Special Issue of the International Journal for the Semiotics of Law: “The Reasonable Interpreter. Perspectives on Legal and Non-Legal Semiotics”
Edited by Angela Condello, Paolo Heritier, Massimo Leone & Jenny Ponzo
The origin of the present issue lies in a number of questions which intersect both the fields of semiotics and of legal philosophy and theory, especially concerning the nature and function of languages, and the function of reasonableness and interpretation in the balancing of conflicting values. Can we consider semiotics as an autonomous discipline, with its own objects, issues and methods—or should we (instead) consider it as a field of study, a catalogue of undetermined and undefined interests, uneasy to be made homogeneous and to reunify?
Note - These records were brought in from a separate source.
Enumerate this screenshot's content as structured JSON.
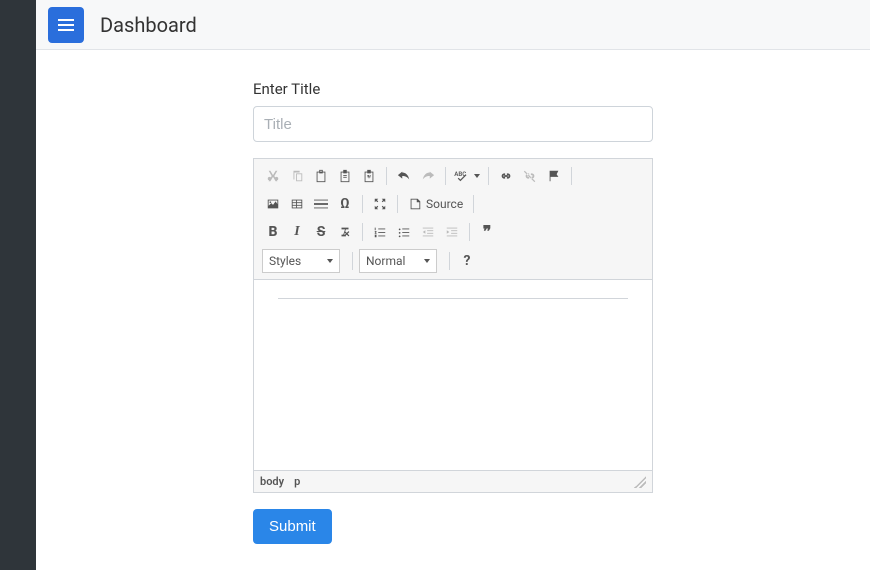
{
  "topbar": {
    "title": "Dashboard"
  },
  "form": {
    "title_label": "Enter Title",
    "title_placeholder": "Title",
    "submit_label": "Submit"
  },
  "editor": {
    "styles_label": "Styles",
    "format_label": "Normal",
    "source_label": "Source",
    "path": [
      "body",
      "p"
    ],
    "about_label": "?"
  },
  "icons": {
    "bold": "B",
    "italic": "I",
    "strike": "S",
    "quote": "❞"
  }
}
Following the last option, questions that are structural for semiotics are, for instance, at the core of the legal operations and of both traditional and innovative approaches to legal theory and practice. With such transdisciplinary attitude, we imagined a double-sided Roundtable (Turin, 19–20 September 2020), with participants working both in semiotics and legal philosophy, aimed at delving into questions such as: What is the role of reasonableness in legal hermeneutics today? Is the digital revolution having an impact on the production of legal knowledge and—if so—can semiotics enrich the analysis of such impact and transformation? In other words: how are legal and non-legal semiotics connected today? And can this relationship be traced back to antiquity? What is the relationship between the semioticians’ legal semiotics and jurists’ legal semiotics?